I don’t know, Rhino. Does threatening to murder someone’s children count, in your world? Is that something we should be allowed to get fucking upset about, do you think? Or should we wait until someone is actually dead? We wouldn’t want to upset the teabaggers, after all - they’re clearly barely clinging to the edge of sanity as it is.
WarrenM
2994
I imagine arrests will be coming soon. You can’t send out threatening faxes, cut gas lines and leave coffins around and not have the FBI find you. I mean, how many people have coffins laying around that they can just pick them up and leave on someone’s lawn? There’s a trail there.
Ultimately, the only reading of the Commerce Clause that means anything is the reading SCOTUS gives it. I’m betting they decline to even hear these cases, but if they do, I’m also betting they rule in favor of Congress.
On the face of it, the argument that “if people don’t buy health insurance, they have a tangible impact on the rest of the country when they seek health care which they can’t pay for, and so which gets paid for on the federal dime, and that impact crosses state lines” seems every bit as reasonable to me as most of the other Commerce Clause interpretations over the past 50 years. Personally I think the stretching of the Commerce Clause is a crock and needs to be curtailed, but given that it has already happened, the new regs seem to fit within it just fine.

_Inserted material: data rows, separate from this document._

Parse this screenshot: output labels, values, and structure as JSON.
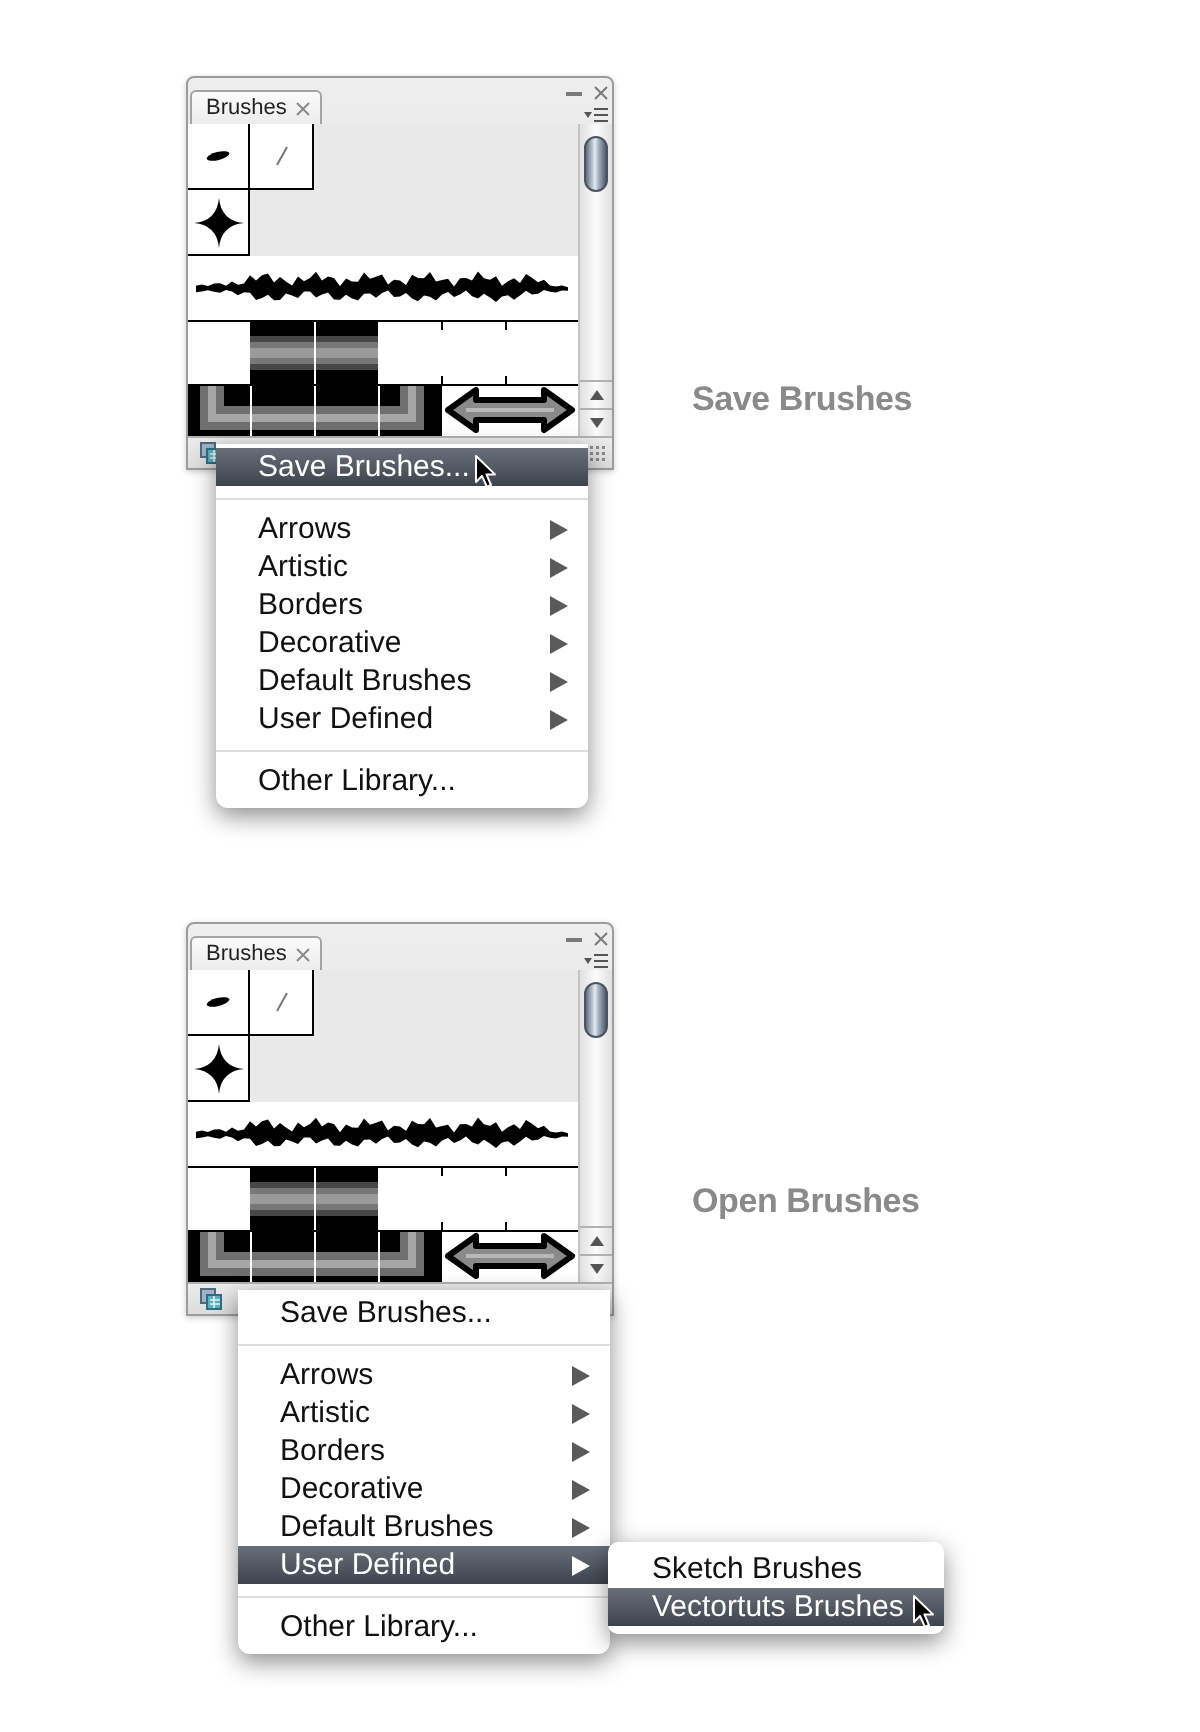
{
  "sections": [
    {
      "panel": {
        "tab": "Brushes"
      },
      "menu": [
        {
          "kind": "command",
          "label": "Save Brushes...",
          "selected": true
        },
        {
          "kind": "separator"
        },
        {
          "kind": "submenu",
          "label": "Arrows",
          "selected": false
        },
        {
          "kind": "submenu",
          "label": "Artistic",
          "selected": false
        },
        {
          "kind": "submenu",
          "label": "Borders",
          "selected": false
        },
        {
          "kind": "submenu",
          "label": "Decorative",
          "selected": false
        },
        {
          "kind": "submenu",
          "label": "Default Brushes",
          "selected": false
        },
        {
          "kind": "submenu",
          "label": "User Defined",
          "selected": false
        },
        {
          "kind": "separator"
        },
        {
          "kind": "command",
          "label": "Other Library...",
          "selected": false
        }
      ],
      "caption": "Save Brushes"
    },
    {
      "panel": {
        "tab": "Brushes"
      },
      "menu": [
        {
          "kind": "command",
          "label": "Save Brushes...",
          "selected": false
        },
        {
          "kind": "separator"
        },
        {
          "kind": "submenu",
          "label": "Arrows",
          "selected": false
        },
        {
          "kind": "submenu",
          "label": "Artistic",
          "selected": false
        },
        {
          "kind": "submenu",
          "label": "Borders",
          "selected": false
        },
        {
          "kind": "submenu",
          "label": "Decorative",
          "selected": false
        },
        {
          "kind": "submenu",
          "label": "Default Brushes",
          "selected": false
        },
        {
          "kind": "submenu",
          "label": "User Defined",
          "selected": true,
          "children": [
            {
              "label": "Sketch Brushes",
              "selected": false
            },
            {
              "label": "Vectortuts Brushes",
              "selected": true
            }
          ]
        },
        {
          "kind": "separator"
        },
        {
          "kind": "command",
          "label": "Other Library...",
          "selected": false
        }
      ],
      "caption": "Open Brushes"
    }
  ]
}
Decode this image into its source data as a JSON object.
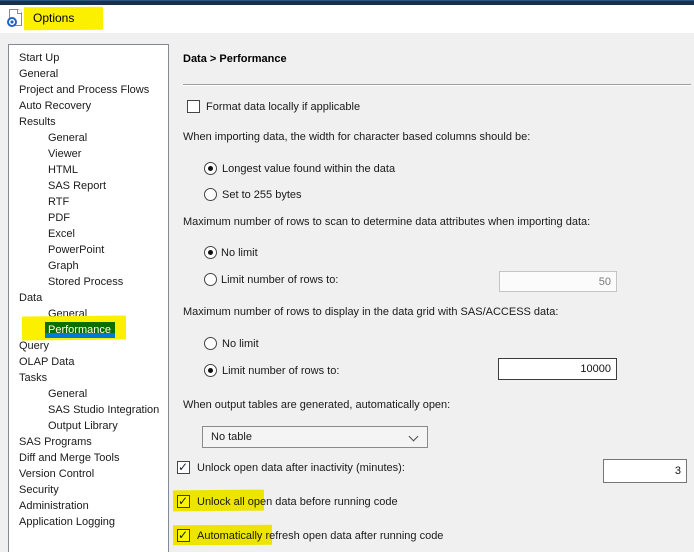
{
  "window": {
    "title": "Options"
  },
  "colors": {
    "selection_blue": "#0078d7",
    "highlighter_yellow": "#fbf000",
    "titlebar_navy": "#17304e",
    "dialog_background": "#f0f0f0"
  },
  "sidebar": {
    "items": [
      {
        "label": "Start Up",
        "level": 0
      },
      {
        "label": "General",
        "level": 0
      },
      {
        "label": "Project and Process Flows",
        "level": 0
      },
      {
        "label": "Auto Recovery",
        "level": 0
      },
      {
        "label": "Results",
        "level": 0
      },
      {
        "label": "General",
        "level": 1
      },
      {
        "label": "Viewer",
        "level": 1
      },
      {
        "label": "HTML",
        "level": 1
      },
      {
        "label": "SAS Report",
        "level": 1
      },
      {
        "label": "RTF",
        "level": 1
      },
      {
        "label": "PDF",
        "level": 1
      },
      {
        "label": "Excel",
        "level": 1
      },
      {
        "label": "PowerPoint",
        "level": 1
      },
      {
        "label": "Graph",
        "level": 1
      },
      {
        "label": "Stored Process",
        "level": 1
      },
      {
        "label": "Data",
        "level": 0
      },
      {
        "label": "General",
        "level": 1
      },
      {
        "label": "Performance",
        "level": 1,
        "selected": true,
        "highlighted": true
      },
      {
        "label": "Query",
        "level": 0
      },
      {
        "label": "OLAP Data",
        "level": 0
      },
      {
        "label": "Tasks",
        "level": 0
      },
      {
        "label": "General",
        "level": 1
      },
      {
        "label": "SAS Studio Integration",
        "level": 1
      },
      {
        "label": "Output Library",
        "level": 1
      },
      {
        "label": "SAS Programs",
        "level": 0
      },
      {
        "label": "Diff and Merge Tools",
        "level": 0
      },
      {
        "label": "Version Control",
        "level": 0
      },
      {
        "label": "Security",
        "level": 0
      },
      {
        "label": "Administration",
        "level": 0
      },
      {
        "label": "Application Logging",
        "level": 0
      }
    ]
  },
  "main": {
    "breadcrumb": "Data > Performance",
    "format_local": {
      "label": "Format data locally if applicable",
      "checked": false
    },
    "import_width": {
      "heading": "When importing data, the width for character based columns should be:",
      "option_longest": {
        "label": "Longest value found within the data",
        "selected": true
      },
      "option_255": {
        "label": "Set to 255 bytes",
        "selected": false
      }
    },
    "scan_rows": {
      "heading": "Maximum number of rows to scan to determine data attributes when importing data:",
      "option_no_limit": {
        "label": "No limit",
        "selected": true
      },
      "option_limit": {
        "label": "Limit number of rows to:",
        "selected": false,
        "value": "50",
        "enabled": false
      }
    },
    "display_rows": {
      "heading": "Maximum number of rows to display in the data grid with SAS/ACCESS data:",
      "option_no_limit": {
        "label": "No limit",
        "selected": false
      },
      "option_limit": {
        "label": "Limit number of rows to:",
        "selected": true,
        "value": "10000",
        "enabled": true
      }
    },
    "auto_open": {
      "heading": "When output tables are generated, automatically open:",
      "selected_value": "No table"
    },
    "unlock_inactivity": {
      "label": "Unlock open data after inactivity (minutes):",
      "checked": true,
      "value": "3"
    },
    "unlock_before_run": {
      "label": "Unlock all open data before running code",
      "checked": true,
      "highlighted": true
    },
    "auto_refresh": {
      "label": "Automatically refresh open data after running code",
      "checked": true,
      "highlighted": true
    }
  }
}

<edit> just to be clear, and avoid a derailment: I support a strong central authority in government. I just think that stretching the Commerce Clause to accomplish things is the wrong way to go about it, must like interpreting the dependent clause of the 2nd amendment is a mess. I’d rather see the wording of other things stated more clearly, so that the Commerce Clause doesn’t need the abusing it has taken.
Apparently the coffin was left behind after a prayer vigil for the people health care will kill or something. False alarm.
Can someone more politically savvy tell me what, in a nutshell, the rupublicans (and the democrats) for that matter are doing in the senate right now. The news sites make it sound like they spent all day setting up and knocking down amendments just to get soundbites to use against democrats in the upcoming election (which is absurd to me, given that you’d think our legislators would have something more pressing to do, like, say, legislate…)
However, some of the proposed amendments seem completely reasonable. For example:
Sen. Tom Coburn, R-Oklahoma, has proposed that drugs for erectile dysfunction, such as Viagra and Cialis, be prohibited to sex offenders.
So I’m assuming that rather than being completely stupid and voting against a republican amendment just because it’s an amendment, that something odd happens if the bill gets amended, and that’s what the democrats are trying to avoid?
In what universe is that reasonable?
Menzo
3000
What they were trying to avoid was having to amend the bill such that it has to go back to the House for a vote again.
Unfortunately there were a couple other, unrelated, reasons why this attempt failed. The bill has to go back to the House anyway, so I guess they could have avoided these “ugly” votes anyway.
Honestly, I don’t think the public is going to be fooled by this tactic. It’s seven long months until the election and an add showing a Senator voting against denying Viagra for criminals isn’t going to mean anything to people by then.